Saturday, March 31, 2012

Robert W. Chambers, The King in Yellow, and H.P. Lovecraft

If Robert William Chambers is known at all, he’s known to Lovecraft aficionados. 

Chambers, born in 1865 to a wealthy Brooklyn family, set out to be a painter, studying in Paris from 1886 to 1893.  He soon turned to writing; his first novel, a romance set in the Latin Quarter of Paris, was published in 1894.  However, the 1895 collection The King in Yellow contained the weird stories that Lovecraft enjoyed.

Many of the stories in The King in Yellow involve, sometimes in a minor way, a mysterious play of the same name; those who read it are driven mad by “words in which the essence of purest poison lurk(s).”  The play is linked to the Yellow Sign, “a curious symbol or letter... It was neither Arabic nor Chinese, nor… did it belong to any human script”.  In reference to the play, Chambers uses names from several stories in Ambrose Bierce’s 1893 collection Can Such Things Be?  While there are some fairly mundane stories in The King in Yellow, the supernatural ones are written with delicacy and pervaded by a gloomy melancholy; doomed love, suicide, and insanity are common themes.  They are all told in the first person, usually by a young and sensitive artist.
“The Yellow Sign” involves a resurrected corpse, a repetitive question ("Have you found the Yellow Sign?"), and doomed love.  

“The Repairer of Reputations” lacks a supernatural element, but contains a paranoid narrator and the title character, Mr.

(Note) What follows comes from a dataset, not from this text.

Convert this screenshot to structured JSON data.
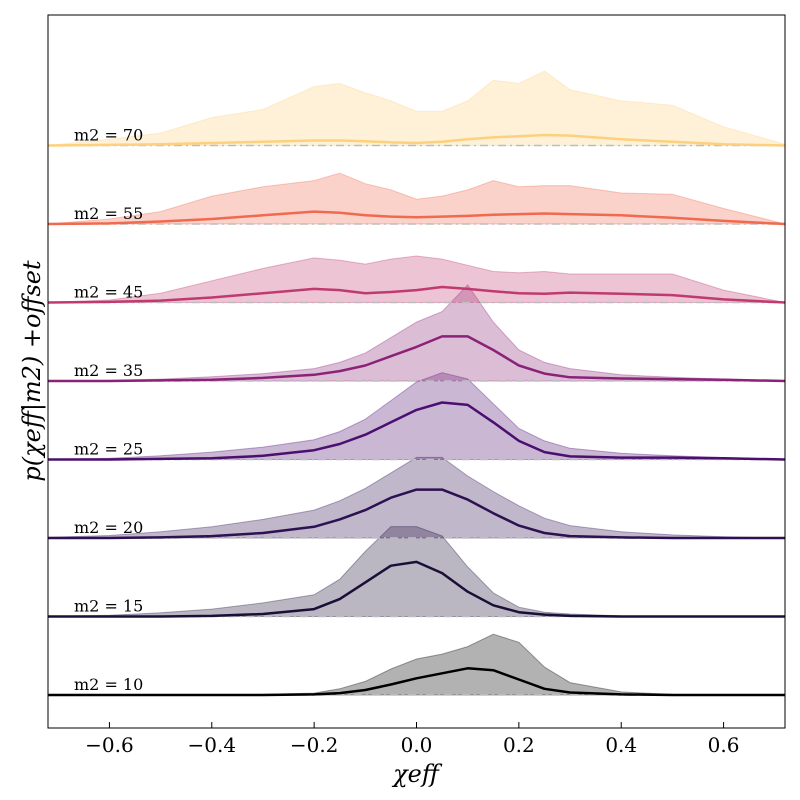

Wilde, who has savage battles with his cat:

“Howling and foaming, they rolled over and over on the floor, scratching and clawing, until the cat screamed and fled under the cabinet, and Mr. Wilde turned over on his back, his limbs contracting and curling up like the legs of a dying spider. He was eccentric.”

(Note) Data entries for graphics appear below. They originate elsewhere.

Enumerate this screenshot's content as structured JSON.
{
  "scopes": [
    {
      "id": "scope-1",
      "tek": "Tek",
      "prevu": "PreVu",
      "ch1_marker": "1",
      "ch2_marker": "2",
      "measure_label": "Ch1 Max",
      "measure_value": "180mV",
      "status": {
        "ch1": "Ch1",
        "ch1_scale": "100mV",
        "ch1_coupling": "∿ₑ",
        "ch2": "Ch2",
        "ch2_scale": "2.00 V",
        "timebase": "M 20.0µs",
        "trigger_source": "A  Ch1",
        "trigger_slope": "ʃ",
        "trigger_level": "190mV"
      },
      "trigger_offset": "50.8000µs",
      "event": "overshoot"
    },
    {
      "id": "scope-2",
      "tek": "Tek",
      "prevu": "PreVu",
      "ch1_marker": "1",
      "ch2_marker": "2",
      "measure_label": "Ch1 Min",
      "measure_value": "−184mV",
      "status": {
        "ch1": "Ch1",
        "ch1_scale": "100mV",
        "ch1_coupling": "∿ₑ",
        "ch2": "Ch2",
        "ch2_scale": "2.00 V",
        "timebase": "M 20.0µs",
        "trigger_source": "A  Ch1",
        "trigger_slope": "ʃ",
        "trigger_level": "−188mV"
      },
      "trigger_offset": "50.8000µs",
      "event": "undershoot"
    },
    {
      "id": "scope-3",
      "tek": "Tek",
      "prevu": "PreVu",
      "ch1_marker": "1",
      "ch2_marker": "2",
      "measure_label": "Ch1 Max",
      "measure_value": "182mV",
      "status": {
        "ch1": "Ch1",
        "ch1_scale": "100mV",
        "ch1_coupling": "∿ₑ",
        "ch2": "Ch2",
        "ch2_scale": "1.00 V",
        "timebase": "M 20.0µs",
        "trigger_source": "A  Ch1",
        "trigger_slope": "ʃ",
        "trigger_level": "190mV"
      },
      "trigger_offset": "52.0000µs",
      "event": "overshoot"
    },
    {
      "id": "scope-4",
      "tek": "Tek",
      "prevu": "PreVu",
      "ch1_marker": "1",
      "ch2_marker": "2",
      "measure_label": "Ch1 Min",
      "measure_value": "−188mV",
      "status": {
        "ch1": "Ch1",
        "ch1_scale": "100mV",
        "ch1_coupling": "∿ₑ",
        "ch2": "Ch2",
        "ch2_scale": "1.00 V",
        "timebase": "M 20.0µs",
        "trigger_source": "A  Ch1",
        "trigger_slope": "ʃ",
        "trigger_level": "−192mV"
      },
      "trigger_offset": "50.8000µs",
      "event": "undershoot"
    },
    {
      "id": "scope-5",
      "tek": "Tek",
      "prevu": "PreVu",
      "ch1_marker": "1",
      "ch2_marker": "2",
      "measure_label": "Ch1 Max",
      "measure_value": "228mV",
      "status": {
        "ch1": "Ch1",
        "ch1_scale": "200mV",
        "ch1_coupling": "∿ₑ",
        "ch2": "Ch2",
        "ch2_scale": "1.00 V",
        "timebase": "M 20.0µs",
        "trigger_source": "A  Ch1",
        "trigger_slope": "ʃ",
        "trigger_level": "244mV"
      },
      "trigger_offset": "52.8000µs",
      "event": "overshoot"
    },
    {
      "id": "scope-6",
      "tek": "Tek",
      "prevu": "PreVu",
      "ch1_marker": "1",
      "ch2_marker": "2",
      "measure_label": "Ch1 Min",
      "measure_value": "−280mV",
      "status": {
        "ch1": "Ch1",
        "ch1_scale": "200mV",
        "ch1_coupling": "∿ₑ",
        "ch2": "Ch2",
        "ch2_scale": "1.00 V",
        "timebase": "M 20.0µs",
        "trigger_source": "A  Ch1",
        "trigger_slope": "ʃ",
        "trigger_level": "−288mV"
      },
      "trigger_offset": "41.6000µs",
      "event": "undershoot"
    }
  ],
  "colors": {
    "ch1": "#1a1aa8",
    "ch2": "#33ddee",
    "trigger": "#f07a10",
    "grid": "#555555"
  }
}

Other noteworthy stories in the collection include the delicate love triangle of “The Mask”, the grim “In the Court of the Dragon”, and the sad prose poem “The Street of the Four Winds”.

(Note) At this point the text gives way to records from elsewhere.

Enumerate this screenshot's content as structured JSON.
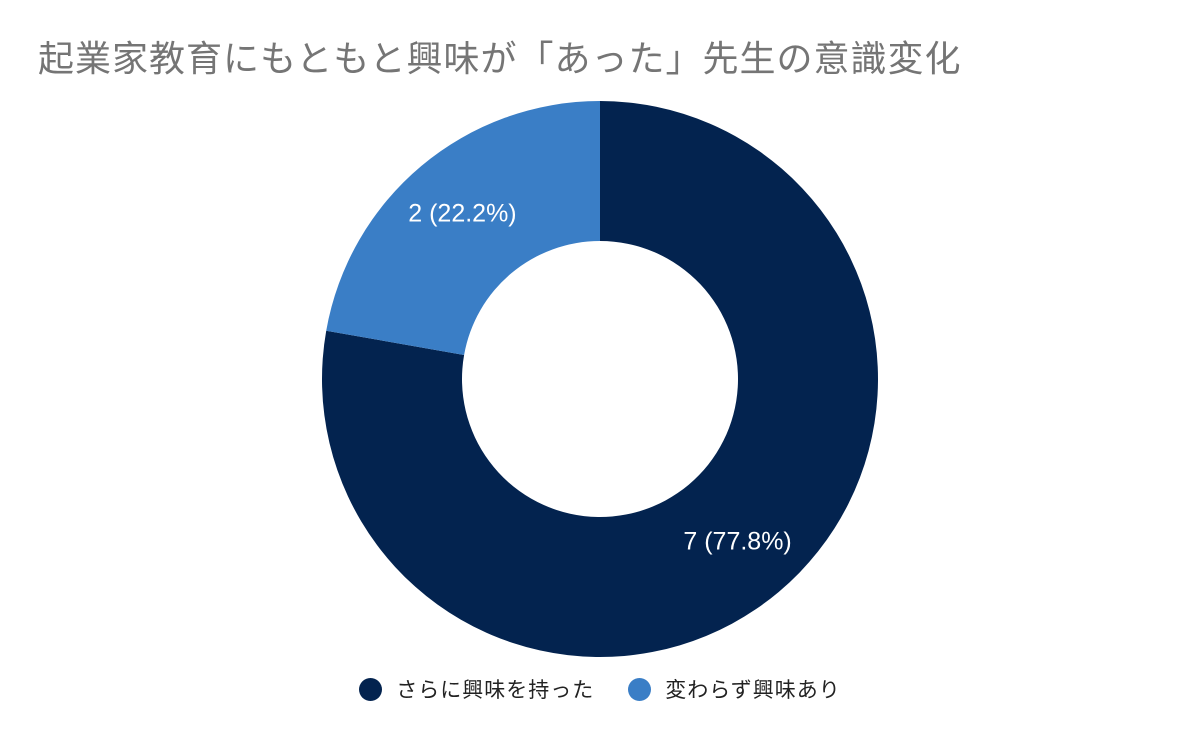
{
  "chart_data": {
    "type": "pie",
    "title": "起業家教育にもともと興味が「あった」先生の意識変化",
    "donut": true,
    "legend_position": "bottom",
    "slices": [
      {
        "name": "さらに興味を持った",
        "value": 7,
        "percent": 77.8,
        "label": "7 (77.8%)",
        "color": "#03234f"
      },
      {
        "name": "変わらず興味あり",
        "value": 2,
        "percent": 22.2,
        "label": "2 (22.2%)",
        "color": "#3a7ec6"
      }
    ]
  }
}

Eventually, Chambers became a popular author, publishing over 70 historical and romantic novels before his 1933 death.  By all accounts, they haven’t stood the test of time, and the only one I’ve read (Who Goes There!, 1915), certainly hasn’t.  He revisited supernatural themes only a few times.

Still, Chambers’ early works impressed Lovecraft. In “Supernatural Horror in Literature” (1927), Lovecraft praises Chambers: “The King in Yellow really achieves notable heights of cosmic fear in spite of uneven interest and a somewhat trivial and affected cultivation of the Gallic studio atmosphere…”  Chambers’ influence is most apparent in “The Whisperer in Darkness” (1931), which includes direct references to things Carcosan.  Then there are the Deep Ones.  Chambers wrote a series of humorous, or purportedly humorous, stories about a Bronx zookeeper and his cryptozoological expeditions.  In one of the stories, “The Harbor-Master”, the zookeeper comes across a sinister gilled humanoid lurking in New England waters.  It also seems likely that Lovecraft’s penchant for vague supernatural name-dropping and forbidden books that drive men mad may owe a debt to Chambers.    

So, although Chambers made his living off his popular novels, his early weird tales, imaginative, melancholy, and idiosyncratic, are all that he’s remembered for.